Kaum jemand hat den Namen Arm schon einmal gehört, obwohl fast jeder Mensch Tag für Tag wie selbstverständlich Produkte benutzt, in denen das Know-how des britischen Chip-Designers steckt: Beim Griff zum Mobiltelefon, beim Fernsehen, beim Bedienen der Waschmaschine oder beim Autofahren.

Gegründet wurde Arm erst vor 33 Jahren als Gemeinschaftsunternehmen von Acorn Computers, Apple und VLSI Technology. Als Apple wenige Jahre danach wieder ausstieg, war noch nicht zu erahnen, zu welchem Schlüsselunternehmen der Digitalisierung die daraus hervorgegangene kleine Firma werden würde.

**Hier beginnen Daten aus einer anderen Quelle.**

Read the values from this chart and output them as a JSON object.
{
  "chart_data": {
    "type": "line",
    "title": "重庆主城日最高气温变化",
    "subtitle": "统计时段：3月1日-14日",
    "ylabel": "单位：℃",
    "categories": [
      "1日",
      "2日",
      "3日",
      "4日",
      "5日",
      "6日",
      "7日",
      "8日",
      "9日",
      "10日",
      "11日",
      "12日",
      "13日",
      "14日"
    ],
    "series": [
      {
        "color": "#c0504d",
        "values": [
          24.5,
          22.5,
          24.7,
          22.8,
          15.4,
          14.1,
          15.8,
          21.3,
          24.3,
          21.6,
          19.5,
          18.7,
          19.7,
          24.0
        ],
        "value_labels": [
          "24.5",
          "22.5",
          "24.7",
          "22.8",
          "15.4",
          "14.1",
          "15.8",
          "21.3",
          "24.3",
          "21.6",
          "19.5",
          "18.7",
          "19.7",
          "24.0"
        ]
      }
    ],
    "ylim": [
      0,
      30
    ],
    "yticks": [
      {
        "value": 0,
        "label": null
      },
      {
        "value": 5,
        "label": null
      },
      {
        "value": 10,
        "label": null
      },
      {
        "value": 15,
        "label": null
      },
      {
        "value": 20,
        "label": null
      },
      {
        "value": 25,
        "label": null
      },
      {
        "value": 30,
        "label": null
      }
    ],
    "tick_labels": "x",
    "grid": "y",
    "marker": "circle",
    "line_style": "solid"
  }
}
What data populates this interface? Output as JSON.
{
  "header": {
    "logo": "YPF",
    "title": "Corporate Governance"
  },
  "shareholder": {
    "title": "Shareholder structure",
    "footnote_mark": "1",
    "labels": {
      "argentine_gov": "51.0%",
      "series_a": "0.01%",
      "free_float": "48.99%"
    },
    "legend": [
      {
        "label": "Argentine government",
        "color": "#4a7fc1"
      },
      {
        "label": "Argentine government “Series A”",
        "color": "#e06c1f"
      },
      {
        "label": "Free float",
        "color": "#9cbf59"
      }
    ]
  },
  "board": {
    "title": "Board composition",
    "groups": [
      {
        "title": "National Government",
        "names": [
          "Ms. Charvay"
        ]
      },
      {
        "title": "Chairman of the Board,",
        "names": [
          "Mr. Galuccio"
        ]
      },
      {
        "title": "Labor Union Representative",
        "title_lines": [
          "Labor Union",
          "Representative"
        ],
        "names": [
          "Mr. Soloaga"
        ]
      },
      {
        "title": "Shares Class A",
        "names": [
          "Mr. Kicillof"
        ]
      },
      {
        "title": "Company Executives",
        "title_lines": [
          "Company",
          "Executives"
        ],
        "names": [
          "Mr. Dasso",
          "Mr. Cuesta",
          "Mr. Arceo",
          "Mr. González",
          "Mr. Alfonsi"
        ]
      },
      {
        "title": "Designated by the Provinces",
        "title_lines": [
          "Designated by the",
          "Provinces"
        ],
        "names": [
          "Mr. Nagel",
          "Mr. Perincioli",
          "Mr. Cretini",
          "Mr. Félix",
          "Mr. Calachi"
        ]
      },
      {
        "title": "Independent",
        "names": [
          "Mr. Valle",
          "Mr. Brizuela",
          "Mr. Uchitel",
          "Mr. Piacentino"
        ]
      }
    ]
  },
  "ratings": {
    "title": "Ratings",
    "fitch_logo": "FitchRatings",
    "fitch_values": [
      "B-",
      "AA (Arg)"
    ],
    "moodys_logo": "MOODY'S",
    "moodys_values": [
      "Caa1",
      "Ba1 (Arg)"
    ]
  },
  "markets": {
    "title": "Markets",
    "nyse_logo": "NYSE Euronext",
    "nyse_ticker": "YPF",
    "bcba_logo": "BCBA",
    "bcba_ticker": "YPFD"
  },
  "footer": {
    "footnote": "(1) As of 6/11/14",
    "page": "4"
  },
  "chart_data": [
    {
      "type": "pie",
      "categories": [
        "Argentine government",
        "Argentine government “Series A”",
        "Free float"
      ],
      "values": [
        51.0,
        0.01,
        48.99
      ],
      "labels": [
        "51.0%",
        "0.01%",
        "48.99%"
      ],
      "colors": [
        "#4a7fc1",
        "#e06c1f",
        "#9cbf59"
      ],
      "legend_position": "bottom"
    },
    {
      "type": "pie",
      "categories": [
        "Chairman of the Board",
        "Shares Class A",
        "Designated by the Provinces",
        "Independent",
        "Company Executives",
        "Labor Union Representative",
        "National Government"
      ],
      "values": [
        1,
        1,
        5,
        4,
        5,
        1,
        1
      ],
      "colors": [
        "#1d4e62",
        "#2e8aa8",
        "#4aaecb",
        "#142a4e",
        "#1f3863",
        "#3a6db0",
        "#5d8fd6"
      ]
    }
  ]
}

Denn Arm entwirft das Design für Halbleiter, die von anderen Hightech-Unternehmen wie Samsung gebaut oder - wie im Fall von Apple - entwickelt und dann von anderen Firmen produziert werden. Dafür erhalten die Tüftler aus dem englischen Cambridge Lizenzgebühren. Arm ist so etwas wie die Schweiz der Halbleiter-Industrie: ein neutraler Player, der mit allen kooperiert und sich auf kein Bündnis festlegt.

Rückkehr an die Börse

Mit dem Sprung an die Wall Street kehrt das Unternehmen aufs Börsenparkett zurück, nachdem es bereits von 1998 bis 2016 an der Börse notiert war - damals in London und an der Technologiebörse Nasdaq. Nach der 32 Milliarden Dollar-Übernahme durch den Softbank-Konzern - unter anderem bekannt durch seine Beteiligung am chinesischen Internet-Riesen Alibaba - nahmen die neuen japanischen Eigner die Aktie wieder vom Kurszettel.

Softbank-Chef Masayoshi Son mit riesigen Logos von Softbank und Arm im Hintergrund
Softbank-Chef Masayoshi Son will mit dem Arm-Börsengang Kasse machenBild: KAZUHIRO NOGI/AFP/Getty Images

Schlagzeilen machte im vergangenen Jahr der gescheiterte Verkauf an den Chip-Konzern Nvidia für damals rund 40 Milliarden Dollar. Die US-Regulierungsbehörden hatten den Deal aus Wettbewerbsgründen platzen lassen und damit bei Arm-Kunden wie Apple und Co. für Erleichterung gesorgt. Denn das Zusammengehen mit dem heutigen Billionen-Konzern Nvidia hätte das Ende der Neutralität der englischen Chip-Designer eingeläutet. Jetzt nimmt Masayoshi Son mit dem IPO (Initial Public Offering) einen neuen Anlauf, sein Investment zu vergolden. Der Softbank-Chef bringt nur einen Anteil von unter zehn Prozent an Arm an die Börse. Das IPO war mehr als zehnfach überzeichnet - es gab also mehr als zehn Interessenten für jede auszugebende Aktie. 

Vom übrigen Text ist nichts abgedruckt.